Office politics and gossip

This point isn’t really a result of working remotely but rather of how distributed teams or typically setup and run. Humans are social animals and as the team grows it’s inevitable that office politics and social hierarchies develop. I am not talking about professional relations, these are usually pretty clear, but interpersonal ones. Things that are seemingly unrelated to work, such as forgetting someone’s birthday, deciding what to get for lunch, or not going out for beers with the others inevitably spill over to professional interactions (sometimes just subconsciously). While some people benefit from these things, they can become a huge factor of stress and work dissatisfaction for others.

Distributed teams don’t avoid office politics completely, but almost. Restricting in-person social interaction and focusing on trackable results and metrics leads to significantly less politics and stress. Separating work and personal life is much easier when working remotely.

What about the employer’s perspective?

To make distributed teams the norm we need to make it lucrative for both sides, the employee and the employer. This post is written from the employee’s perspective and that’s arguably the easier side to convince. The benefits for the employee are pretty well understood and there are enough people who want to work remotely.

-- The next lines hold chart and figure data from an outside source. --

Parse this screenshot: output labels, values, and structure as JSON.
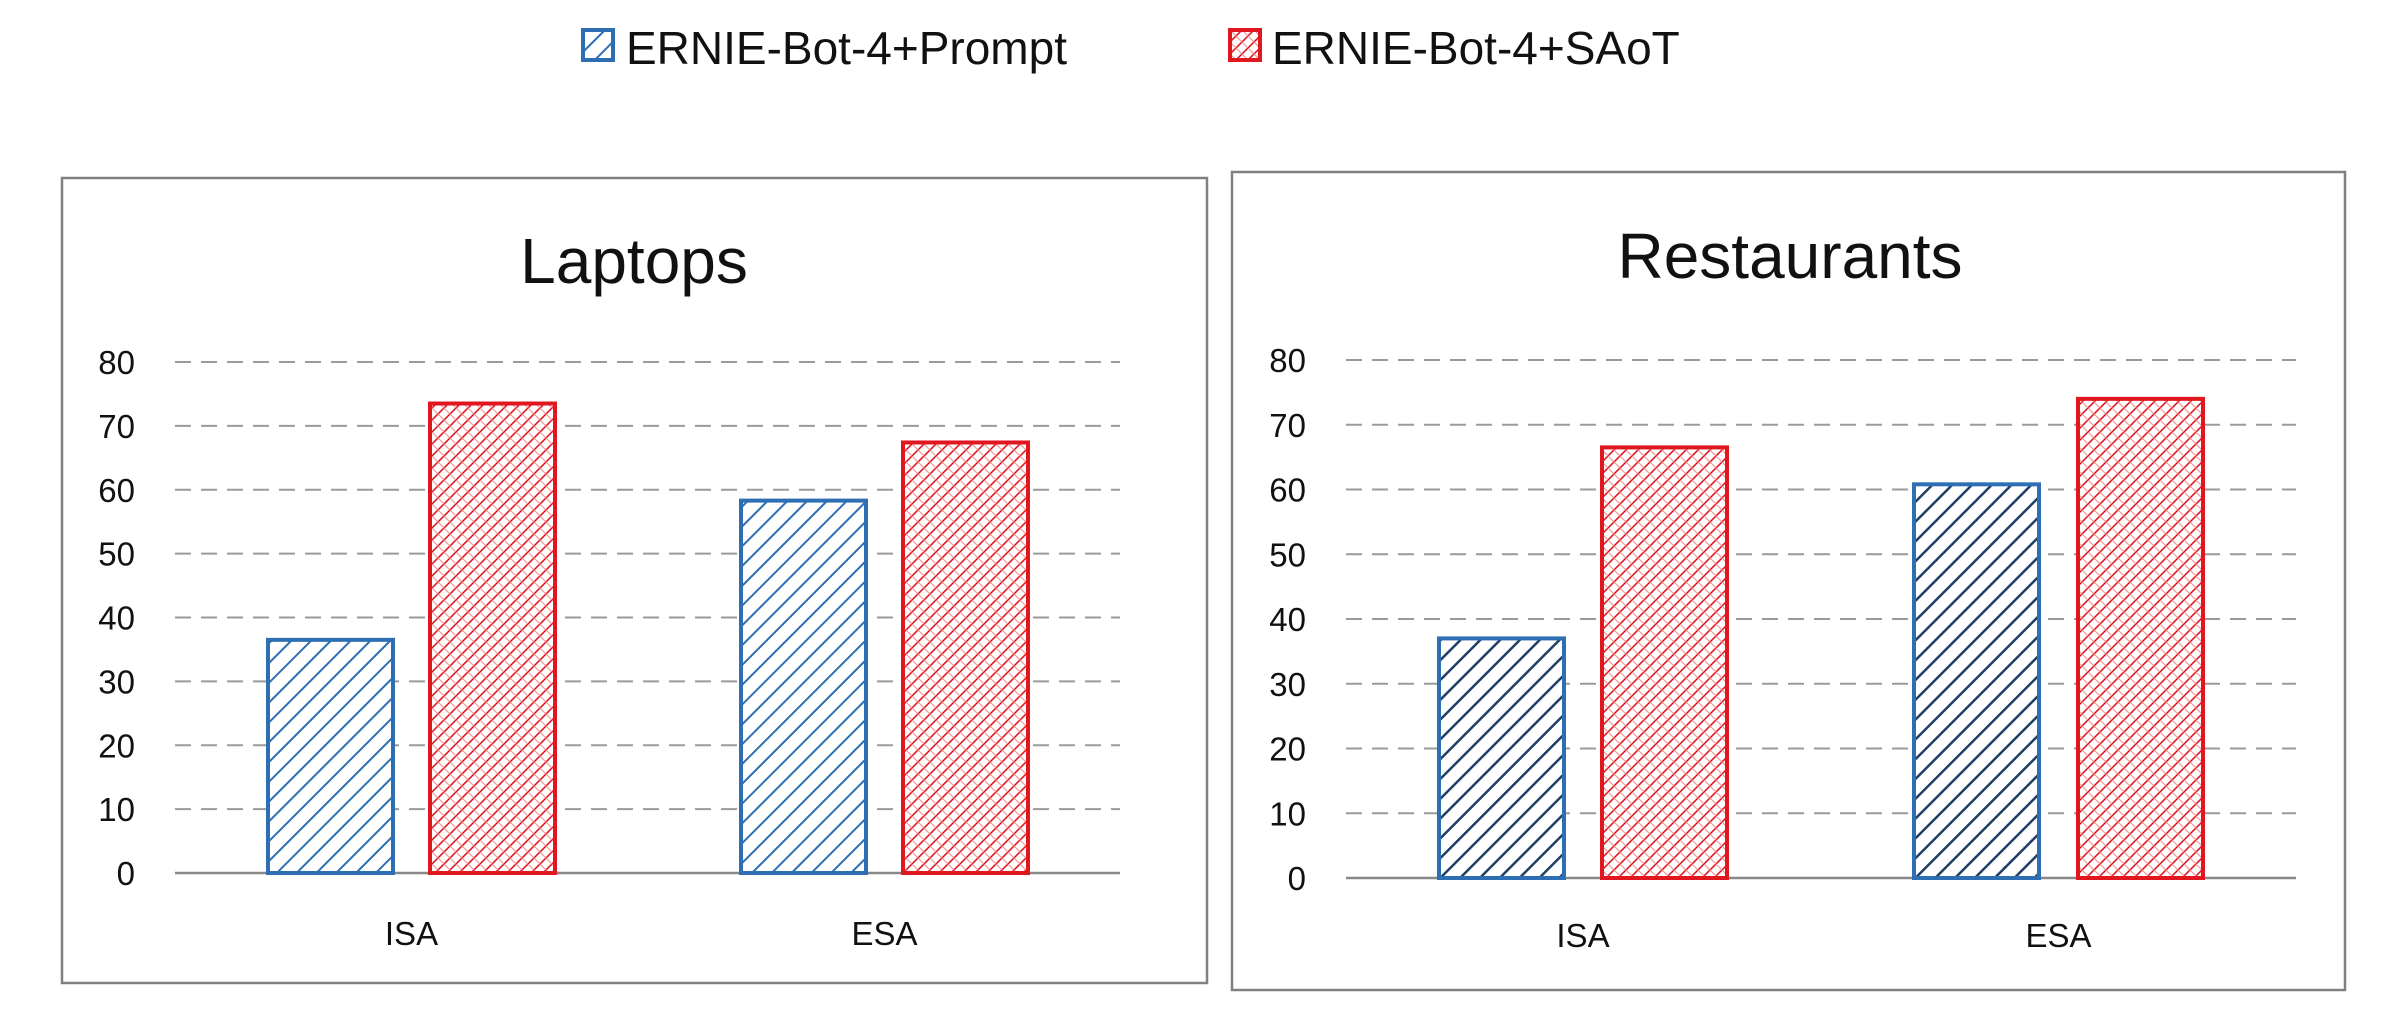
{
  "legend": {
    "placement": "top-center",
    "items": [
      {
        "label": "ERNIE-Bot-4+Prompt",
        "color": "#2e6fb3",
        "pattern": "diagonal-hatch"
      },
      {
        "label": "ERNIE-Bot-4+SAoT",
        "color": "#e0171f",
        "pattern": "cross-hatch"
      }
    ]
  },
  "chart_data": [
    {
      "type": "bar",
      "title": "Laptops",
      "categories": [
        "ISA",
        "ESA"
      ],
      "series": [
        {
          "name": "ERNIE-Bot-4+Prompt",
          "values": [
            36.5,
            58.3
          ]
        },
        {
          "name": "ERNIE-Bot-4+SAoT",
          "values": [
            73.5,
            67.4
          ]
        }
      ],
      "ylim": [
        0,
        80
      ],
      "yticks": [
        0,
        10,
        20,
        30,
        40,
        50,
        60,
        70,
        80
      ],
      "xlabel": "",
      "ylabel": "",
      "grid": "horizontal-dashed"
    },
    {
      "type": "bar",
      "title": "Restaurants",
      "categories": [
        "ISA",
        "ESA"
      ],
      "series": [
        {
          "name": "ERNIE-Bot-4+Prompt",
          "values": [
            37.0,
            60.8
          ]
        },
        {
          "name": "ERNIE-Bot-4+SAoT",
          "values": [
            66.5,
            74.0
          ]
        }
      ],
      "ylim": [
        0,
        80
      ],
      "yticks": [
        0,
        10,
        20,
        30,
        40,
        50,
        60,
        70,
        80
      ],
      "xlabel": "",
      "ylabel": "",
      "grid": "horizontal-dashed"
    }
  ]
}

However, making distributed teams more productive than centralized ones is hard. Asynchronous communication is probably the main reason for this. Most distributed teams I’ve worked with were probably less effective than if everyone had been in the same space. But I don’t think it has to be this way. With the right processes in place I believe that we can make distributed teams work for both employees and employers. I’ll discuss some of the things I’ve learned from the employer’s side in a future post.

I’d love to hear about your experiences with distributed teams.